Once the sun had set we debated on what to do next. Unfortunately the 3 of us are the most indecisive people ever. So we decided to ask a stranger. Our stranger of choice was a barista behind the counter. He suggested Halcyon, a coffee house, bar, and lounge downtown. So we got in Tuscon Joe and started driving again inventing my new favorite Friday night activity I am going to call Localing.

Here’s how you play:

1. Get some friends and a camera and drive to any new place in whatever city or town you are currently in. You can just start driving until you see a new place with a cool name or you can pick a random spot on a map. It doesn’t matter. Just start driving and stop eventually.

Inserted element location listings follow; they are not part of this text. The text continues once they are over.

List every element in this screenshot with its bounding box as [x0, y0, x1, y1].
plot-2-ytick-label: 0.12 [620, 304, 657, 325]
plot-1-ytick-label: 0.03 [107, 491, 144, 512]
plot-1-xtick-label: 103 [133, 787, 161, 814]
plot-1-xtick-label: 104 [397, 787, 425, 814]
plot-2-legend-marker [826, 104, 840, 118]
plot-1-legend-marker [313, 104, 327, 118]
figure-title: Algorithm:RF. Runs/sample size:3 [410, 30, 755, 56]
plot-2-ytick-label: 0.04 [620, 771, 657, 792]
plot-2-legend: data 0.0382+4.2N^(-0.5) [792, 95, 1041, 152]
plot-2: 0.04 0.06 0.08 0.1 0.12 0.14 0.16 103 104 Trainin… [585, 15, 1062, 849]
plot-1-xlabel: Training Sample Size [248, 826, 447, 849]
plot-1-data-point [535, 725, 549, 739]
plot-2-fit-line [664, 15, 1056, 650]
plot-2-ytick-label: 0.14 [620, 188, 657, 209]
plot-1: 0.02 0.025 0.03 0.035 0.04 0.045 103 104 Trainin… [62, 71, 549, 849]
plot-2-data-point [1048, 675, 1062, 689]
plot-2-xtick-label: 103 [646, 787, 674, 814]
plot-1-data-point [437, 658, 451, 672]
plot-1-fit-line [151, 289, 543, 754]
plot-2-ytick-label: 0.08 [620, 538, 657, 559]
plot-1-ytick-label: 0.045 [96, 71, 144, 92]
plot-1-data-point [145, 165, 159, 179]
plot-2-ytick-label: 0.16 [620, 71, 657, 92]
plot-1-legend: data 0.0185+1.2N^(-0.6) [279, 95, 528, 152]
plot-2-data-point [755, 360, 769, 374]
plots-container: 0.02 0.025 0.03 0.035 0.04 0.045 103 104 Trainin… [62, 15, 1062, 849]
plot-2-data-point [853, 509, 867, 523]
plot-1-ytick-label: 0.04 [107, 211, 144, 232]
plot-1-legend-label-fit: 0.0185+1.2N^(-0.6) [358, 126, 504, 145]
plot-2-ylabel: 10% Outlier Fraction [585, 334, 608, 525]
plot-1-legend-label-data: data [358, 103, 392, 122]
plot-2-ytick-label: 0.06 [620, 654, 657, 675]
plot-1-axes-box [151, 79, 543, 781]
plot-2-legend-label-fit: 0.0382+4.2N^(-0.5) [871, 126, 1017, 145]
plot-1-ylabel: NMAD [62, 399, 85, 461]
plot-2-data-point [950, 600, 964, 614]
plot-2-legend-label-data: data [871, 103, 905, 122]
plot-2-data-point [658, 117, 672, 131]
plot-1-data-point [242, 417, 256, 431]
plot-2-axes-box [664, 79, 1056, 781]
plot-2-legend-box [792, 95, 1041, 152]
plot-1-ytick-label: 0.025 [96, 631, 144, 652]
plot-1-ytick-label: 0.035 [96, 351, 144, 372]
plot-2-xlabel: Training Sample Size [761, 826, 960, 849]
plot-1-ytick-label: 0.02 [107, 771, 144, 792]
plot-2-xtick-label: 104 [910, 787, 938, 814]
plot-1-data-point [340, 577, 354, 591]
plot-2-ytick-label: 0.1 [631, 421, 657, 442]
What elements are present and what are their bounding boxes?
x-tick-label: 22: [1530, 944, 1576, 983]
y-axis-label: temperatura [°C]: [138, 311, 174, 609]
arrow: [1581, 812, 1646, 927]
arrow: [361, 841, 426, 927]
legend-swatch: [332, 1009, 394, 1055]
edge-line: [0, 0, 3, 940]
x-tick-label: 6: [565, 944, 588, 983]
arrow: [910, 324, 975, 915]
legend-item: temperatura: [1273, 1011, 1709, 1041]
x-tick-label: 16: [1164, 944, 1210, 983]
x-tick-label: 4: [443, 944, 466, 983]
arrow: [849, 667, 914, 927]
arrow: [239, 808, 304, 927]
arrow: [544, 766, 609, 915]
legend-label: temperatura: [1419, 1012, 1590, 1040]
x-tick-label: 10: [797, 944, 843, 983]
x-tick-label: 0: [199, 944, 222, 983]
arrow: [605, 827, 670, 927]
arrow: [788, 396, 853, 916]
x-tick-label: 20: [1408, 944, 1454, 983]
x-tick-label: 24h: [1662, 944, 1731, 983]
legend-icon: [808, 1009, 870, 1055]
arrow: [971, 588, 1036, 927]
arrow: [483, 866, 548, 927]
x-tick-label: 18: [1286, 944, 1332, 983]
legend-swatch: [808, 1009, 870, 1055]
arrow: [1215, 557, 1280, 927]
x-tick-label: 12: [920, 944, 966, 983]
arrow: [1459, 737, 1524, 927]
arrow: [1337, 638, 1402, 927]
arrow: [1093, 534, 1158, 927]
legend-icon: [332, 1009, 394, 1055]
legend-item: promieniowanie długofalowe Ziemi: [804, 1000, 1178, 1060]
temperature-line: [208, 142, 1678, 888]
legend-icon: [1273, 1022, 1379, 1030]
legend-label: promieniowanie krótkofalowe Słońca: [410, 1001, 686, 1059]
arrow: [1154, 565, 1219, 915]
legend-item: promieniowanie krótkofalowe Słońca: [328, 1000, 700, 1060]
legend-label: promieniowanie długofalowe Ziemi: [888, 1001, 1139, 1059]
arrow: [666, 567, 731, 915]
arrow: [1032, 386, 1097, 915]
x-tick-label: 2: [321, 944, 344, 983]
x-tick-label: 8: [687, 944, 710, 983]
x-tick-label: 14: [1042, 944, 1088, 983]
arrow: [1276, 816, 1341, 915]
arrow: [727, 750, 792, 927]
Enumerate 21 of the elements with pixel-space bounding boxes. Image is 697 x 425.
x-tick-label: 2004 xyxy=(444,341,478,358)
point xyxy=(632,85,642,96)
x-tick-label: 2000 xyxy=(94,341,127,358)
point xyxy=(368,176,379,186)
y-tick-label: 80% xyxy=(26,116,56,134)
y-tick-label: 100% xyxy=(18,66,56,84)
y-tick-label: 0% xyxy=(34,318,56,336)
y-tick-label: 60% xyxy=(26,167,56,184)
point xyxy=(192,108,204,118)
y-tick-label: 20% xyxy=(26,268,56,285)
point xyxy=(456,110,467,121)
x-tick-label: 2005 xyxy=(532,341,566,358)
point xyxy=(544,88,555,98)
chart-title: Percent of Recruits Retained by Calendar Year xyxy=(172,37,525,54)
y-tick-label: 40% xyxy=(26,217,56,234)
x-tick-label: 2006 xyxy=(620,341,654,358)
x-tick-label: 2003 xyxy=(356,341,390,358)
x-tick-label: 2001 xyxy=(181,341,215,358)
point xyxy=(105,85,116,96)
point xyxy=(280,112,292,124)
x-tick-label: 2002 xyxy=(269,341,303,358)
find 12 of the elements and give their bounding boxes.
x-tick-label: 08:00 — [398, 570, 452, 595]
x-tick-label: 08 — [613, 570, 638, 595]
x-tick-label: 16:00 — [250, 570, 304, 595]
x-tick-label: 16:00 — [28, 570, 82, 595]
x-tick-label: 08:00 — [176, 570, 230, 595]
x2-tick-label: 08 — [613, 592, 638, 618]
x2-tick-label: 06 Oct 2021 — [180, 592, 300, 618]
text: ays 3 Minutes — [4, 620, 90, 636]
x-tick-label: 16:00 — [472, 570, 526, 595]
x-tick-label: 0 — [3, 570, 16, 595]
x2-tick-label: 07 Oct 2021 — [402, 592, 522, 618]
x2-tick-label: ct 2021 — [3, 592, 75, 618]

2. Once you get there, take it in and experience wherever you are. Have a drink, read a book, take some pictures, play a game, whatever you want.

3. After you feel like you have experienced this new place, ask a stranger where to go next. Tell them about localing or make up a story about how you are the host of a new TV series that explores local spots in different towns. It doesn’t matter. Just get a new placeĀ  to go to.

4. Go there and repeat all the steps until you are ready for bed.

To add to the difficulty, make up some more rules. You can make it a competition among a larger group of friends and see who can find to coolest or most unique places. You can make it a rule to not turn down any new place a stranger suggests. Do whatever you want. Just get out of your house and experience your city or town.